DHS Jatim, Mengurai Ulang Jejak Sengketa Irman Gusman
|
Lumajang - Diskusi hukum itu berlangsung tenang pada Selasa siang, 9 September 2025. Di ruang Zoom yang dipenuhi para pengawas pemilu dari 38 kab/kota, Bawaslu Jawa Timur kembali menggelar Diskusi Hukum Selasa (DHS) seri ketujuh. Topiknya tak main-main, sengketa pencalonan Irman Gusman sebagai anggota DPD RI dari Sumatera Barat, yang bergulir dari meja pengawas pemilu, berlanjut ke PTUN, dan berujung ke Mahkamah Konstitusi. Dari Lumajang, Koordinator Divisi Hukum dan Penyelesaian Sengketa Bawaslu Kabupaten Lumajang, Siti Mudawiyah turut hadir menyimak jalannya diskusi.

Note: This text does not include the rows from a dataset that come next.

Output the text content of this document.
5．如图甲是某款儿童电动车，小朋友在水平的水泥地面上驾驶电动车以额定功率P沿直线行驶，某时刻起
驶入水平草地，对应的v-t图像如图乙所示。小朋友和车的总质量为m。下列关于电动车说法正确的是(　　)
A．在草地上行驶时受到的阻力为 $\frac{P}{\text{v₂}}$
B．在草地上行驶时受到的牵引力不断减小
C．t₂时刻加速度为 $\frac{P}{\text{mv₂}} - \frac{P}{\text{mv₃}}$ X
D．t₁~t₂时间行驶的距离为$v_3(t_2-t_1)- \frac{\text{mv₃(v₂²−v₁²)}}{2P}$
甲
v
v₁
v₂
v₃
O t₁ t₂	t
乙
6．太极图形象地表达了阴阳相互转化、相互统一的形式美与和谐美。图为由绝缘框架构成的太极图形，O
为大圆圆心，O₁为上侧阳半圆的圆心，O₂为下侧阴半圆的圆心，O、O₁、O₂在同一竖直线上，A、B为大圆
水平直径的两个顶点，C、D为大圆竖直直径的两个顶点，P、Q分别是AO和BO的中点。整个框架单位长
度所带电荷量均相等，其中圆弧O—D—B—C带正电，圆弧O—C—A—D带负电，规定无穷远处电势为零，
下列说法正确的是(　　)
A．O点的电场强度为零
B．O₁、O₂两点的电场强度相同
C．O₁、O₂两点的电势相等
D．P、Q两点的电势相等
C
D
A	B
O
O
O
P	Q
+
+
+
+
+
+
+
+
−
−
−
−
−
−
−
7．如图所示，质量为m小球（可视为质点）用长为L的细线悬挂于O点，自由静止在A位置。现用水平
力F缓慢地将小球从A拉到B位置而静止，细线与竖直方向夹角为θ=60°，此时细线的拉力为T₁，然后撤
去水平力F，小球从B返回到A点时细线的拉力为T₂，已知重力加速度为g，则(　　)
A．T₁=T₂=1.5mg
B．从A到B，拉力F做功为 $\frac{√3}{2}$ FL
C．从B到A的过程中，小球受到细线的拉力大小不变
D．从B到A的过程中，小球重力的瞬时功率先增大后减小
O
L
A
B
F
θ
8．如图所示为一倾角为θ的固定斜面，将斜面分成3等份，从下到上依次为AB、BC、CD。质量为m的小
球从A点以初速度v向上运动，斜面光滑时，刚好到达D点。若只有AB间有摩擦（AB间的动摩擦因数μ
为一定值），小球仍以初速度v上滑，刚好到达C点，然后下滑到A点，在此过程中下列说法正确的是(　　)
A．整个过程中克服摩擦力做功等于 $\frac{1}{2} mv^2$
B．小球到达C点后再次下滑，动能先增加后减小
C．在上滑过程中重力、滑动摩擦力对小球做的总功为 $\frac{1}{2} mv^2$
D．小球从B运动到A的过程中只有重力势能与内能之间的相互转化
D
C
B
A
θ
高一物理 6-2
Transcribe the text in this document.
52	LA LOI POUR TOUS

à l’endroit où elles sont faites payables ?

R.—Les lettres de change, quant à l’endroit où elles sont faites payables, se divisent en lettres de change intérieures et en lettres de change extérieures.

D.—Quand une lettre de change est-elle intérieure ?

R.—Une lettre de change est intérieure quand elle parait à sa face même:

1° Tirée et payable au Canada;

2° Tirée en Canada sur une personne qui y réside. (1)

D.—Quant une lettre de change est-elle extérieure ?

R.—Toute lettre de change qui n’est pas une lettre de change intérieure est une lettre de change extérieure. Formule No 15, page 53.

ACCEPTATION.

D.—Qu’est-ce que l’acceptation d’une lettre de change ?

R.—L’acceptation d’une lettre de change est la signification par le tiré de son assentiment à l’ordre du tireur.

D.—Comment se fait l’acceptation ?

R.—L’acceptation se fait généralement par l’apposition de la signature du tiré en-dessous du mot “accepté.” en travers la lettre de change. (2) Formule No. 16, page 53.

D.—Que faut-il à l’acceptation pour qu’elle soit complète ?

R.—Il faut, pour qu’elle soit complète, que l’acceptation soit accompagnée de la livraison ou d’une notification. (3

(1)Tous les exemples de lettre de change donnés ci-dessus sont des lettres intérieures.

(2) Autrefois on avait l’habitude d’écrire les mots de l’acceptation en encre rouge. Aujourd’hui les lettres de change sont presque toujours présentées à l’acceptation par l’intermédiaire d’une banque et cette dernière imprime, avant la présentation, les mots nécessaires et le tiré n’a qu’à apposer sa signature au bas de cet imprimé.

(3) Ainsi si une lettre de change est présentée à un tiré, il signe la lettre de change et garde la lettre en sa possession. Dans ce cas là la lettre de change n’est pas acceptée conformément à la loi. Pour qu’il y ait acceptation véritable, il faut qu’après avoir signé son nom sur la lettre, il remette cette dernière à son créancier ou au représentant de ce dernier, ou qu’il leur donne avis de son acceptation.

Anggota Bawaslu Sumatera Barat, Beni Aziz, menjadi narasumber. Ia berkisah dengan runtut, seolah membuka kembali kronik panjang yang sempat menguras energi para pihak.
“Proses itu bermula pada 29 Desember 2022, ketika dukungan minimal diserahkan dan kami awasi ketat di 12 kabupaten/kota. Verifikasi menunjukkan dukungannya sah dan memenuhi ketentuan,” ujar Beni membuka cerita.
Perjalanan pencalonan Irman berjalan mulus pada awalnya. Pada 11 Mei 2023, ia resmi mendaftar ke KPU, lengkap dengan dokumen fisik dan data digital melalui aplikasi Silon. Meski sempat tersendat pada verifikasi administrasi karena belum melampirkan dokumen rekam jejak pidana, perbaikan dilakukan 7 Juli 2023. Setelah verifikasi ulang, 4 Agustus, persyaratan dinyatakan lengkap. Nama Irman pun masuk Daftar Calon Sementara (DCS) pada 18 Agustus 2023—tanpa keberatan publik.
Belakangan badai datang. Menjelang penetapan Daftar Calon Tetap (DCT), isu pencoretan nama Irman mulai berembus.
“Pada 2 November, tim Irman berkonsultasi karena menduga namanya tak akan masuk. Kekhawatiran itu terbukti sehari kemudian. KPU menetapkan DCT tanpa mencantumkan nama Irman,” tutur Beni.
Laporan tim Irman ke Bawaslu tak dikabulkan. Mereka lalu menempuh jalur PTUN, hingga akhirnya masuk ke Mahkamah Konstitusi. Hasilnya mengejutkan. “PTUN memerintahkan KPU mencabut keputusan DCT dan memasukkan kembali nama Irman. MK kemudian memerintahkan PSU di seluruh TPS di Sumatera Barat,” kata Beni.
Putusan itu menjalar luas, bukan hanya soal nama dalam surat suara. Diskusi melebar pada satu isu fundamental, masa jeda pencabutan hak politik, hal yang hingga kini dinilai belum diatur secara terang dalam regulasi kepemiluan.
“Ini bukan hanya perkara administratif. Ini menyentuh ruang pembelajaran konstitusional bagi kita semua,” pungkas Beni.
DHS pun ditutup dengan sejumlah catatan. Bagi para peserta, termasuk Bawaslu Lumajang, diskusi itu menjadi pengingat bahwa sengketa pencalonan bukan sekadar prosedur, melainkan arena tempat ruh keadilan elektoral diuji berkali-kali.